No sooner did confirmation take hold than critics commenced their tsk-tsking, taking it to task for being long on spectacle and short on substance. As early as June 1880, “Maftir,” a columnist for the American Israelite, writing from San Francisco, pounced on what he took to be the ritual’s superficiality, going so far as to predict that, within a week of the ceremony, the “over-dressed little folks” would have forgotten their “machine confessions.” This disgruntled observer also called on his coreligionists to shorten the service, which, in his estimation, went on and on and on. “Little speeches, little prayers, little sweet somethings in the shape of exhortations and confessions of faith is all that is required,” he suggested.

Thirty years later, confirmation’s critics were still at it. Writing in the same publication in 1910, Rabbi Max Heller of New Orleans, his indignation in full flower, lamented confirmation’s “theatricalities, rhetorical exuberances, sesquipedalian phrases.” These days, he noted, “confirmation is under fire.”

Their critique hit home. Today, confirmation is far less of a heady, perfumed affair and more of a sustained exercise in group study and social engagement.
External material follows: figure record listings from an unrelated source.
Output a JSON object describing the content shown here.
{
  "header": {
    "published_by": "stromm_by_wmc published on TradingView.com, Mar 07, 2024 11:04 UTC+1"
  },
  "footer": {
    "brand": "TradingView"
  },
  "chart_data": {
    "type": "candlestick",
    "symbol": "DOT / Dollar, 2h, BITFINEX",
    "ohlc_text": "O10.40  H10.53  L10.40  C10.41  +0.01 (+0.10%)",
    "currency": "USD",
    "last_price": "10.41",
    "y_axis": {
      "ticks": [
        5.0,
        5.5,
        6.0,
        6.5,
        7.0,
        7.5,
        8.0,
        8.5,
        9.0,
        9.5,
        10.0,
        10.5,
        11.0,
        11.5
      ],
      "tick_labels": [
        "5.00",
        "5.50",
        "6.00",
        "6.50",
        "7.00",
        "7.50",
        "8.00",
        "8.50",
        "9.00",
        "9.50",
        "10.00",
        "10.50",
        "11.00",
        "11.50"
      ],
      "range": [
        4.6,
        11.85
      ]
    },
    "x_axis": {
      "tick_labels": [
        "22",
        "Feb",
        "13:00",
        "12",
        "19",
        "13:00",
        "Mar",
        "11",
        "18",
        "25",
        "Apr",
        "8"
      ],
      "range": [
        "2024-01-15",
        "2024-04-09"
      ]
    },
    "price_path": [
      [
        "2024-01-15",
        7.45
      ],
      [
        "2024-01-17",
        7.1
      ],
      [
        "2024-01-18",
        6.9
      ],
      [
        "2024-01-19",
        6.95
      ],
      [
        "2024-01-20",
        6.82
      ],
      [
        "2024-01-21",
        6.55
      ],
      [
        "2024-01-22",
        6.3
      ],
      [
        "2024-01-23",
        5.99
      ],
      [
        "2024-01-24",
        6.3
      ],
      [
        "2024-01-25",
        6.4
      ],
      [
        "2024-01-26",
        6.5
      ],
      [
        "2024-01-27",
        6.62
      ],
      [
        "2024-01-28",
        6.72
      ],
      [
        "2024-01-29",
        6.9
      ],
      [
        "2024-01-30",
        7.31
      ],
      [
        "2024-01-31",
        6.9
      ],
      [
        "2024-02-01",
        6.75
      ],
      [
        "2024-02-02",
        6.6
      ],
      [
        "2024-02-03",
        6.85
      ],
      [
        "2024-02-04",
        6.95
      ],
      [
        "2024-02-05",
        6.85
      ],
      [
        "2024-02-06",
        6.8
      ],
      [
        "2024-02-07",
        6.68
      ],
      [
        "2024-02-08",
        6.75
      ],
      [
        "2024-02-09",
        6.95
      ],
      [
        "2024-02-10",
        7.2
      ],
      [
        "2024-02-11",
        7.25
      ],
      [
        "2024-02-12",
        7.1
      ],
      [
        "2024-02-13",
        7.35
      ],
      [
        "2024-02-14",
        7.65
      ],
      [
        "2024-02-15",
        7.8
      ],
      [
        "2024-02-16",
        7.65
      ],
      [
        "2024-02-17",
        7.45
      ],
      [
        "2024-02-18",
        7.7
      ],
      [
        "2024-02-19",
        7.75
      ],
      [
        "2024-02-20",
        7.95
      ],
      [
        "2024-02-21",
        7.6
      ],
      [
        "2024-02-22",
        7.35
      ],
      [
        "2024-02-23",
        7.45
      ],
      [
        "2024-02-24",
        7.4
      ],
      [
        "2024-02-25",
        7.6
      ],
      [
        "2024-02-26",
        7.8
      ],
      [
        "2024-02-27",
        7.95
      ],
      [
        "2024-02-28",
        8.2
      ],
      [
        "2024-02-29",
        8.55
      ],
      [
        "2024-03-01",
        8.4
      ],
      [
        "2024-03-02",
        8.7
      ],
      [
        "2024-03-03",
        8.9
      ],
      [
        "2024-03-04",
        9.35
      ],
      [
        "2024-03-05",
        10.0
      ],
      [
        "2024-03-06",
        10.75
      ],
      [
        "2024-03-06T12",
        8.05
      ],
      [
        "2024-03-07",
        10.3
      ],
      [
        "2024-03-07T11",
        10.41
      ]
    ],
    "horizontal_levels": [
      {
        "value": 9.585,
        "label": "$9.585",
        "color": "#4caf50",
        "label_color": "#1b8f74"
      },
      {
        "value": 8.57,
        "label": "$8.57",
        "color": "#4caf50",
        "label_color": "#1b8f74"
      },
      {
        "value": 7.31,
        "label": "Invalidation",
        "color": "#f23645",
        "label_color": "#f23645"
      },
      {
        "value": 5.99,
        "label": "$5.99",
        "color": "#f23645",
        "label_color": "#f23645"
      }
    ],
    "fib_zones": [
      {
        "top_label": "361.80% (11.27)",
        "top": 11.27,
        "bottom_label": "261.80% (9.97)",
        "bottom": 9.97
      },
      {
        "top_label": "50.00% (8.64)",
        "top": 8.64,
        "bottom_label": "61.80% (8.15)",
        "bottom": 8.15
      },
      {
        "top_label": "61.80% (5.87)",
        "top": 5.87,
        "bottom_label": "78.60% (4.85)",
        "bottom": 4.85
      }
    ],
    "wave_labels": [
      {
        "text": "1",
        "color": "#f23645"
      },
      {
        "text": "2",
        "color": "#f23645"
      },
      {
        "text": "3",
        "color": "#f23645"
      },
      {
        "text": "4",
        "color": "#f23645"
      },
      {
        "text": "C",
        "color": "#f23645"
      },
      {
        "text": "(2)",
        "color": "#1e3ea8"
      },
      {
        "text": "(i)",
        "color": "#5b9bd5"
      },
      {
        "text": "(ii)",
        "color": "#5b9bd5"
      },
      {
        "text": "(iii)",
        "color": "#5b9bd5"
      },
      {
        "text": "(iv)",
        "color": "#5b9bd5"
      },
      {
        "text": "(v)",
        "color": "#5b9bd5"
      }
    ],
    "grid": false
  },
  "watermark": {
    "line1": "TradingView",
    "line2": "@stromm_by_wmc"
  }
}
That the bar mitzvah retained its hold over the Jewish politic and did not disappear, as some within the Reform movement had hoped, even as a brand new ritual for girls—the bat mitzvah—came into being in the 1920s, repositioned confirmation more as a sequel to these two coming-of-age ceremonies than a grand finale, an end in itself.

Though diminished in scale, confirmation deserved the fuss America’s Jews had once lavished on it. Extolling the virtue of novelty, one contemporary observer of the 1880s, put it this way in the American Israelite: “No shofar, no fasting, no succah, lulaf [sic] or esrog, no matzoh, maror or cheroses—but flowers, lovely flowers, sweet flowers.” He was on to something. Where so much of Jewish ritual activity spoke of tradition, the weight of the past and the demands of responsibility, confirmation was as fresh as a daisy.

Jenna Weissman Joselit, the Charles E. Smith Professor of Judaic Studies & Professor of History at the George Washington University, is currently at work on a biography of Mordecai M. Kaplan.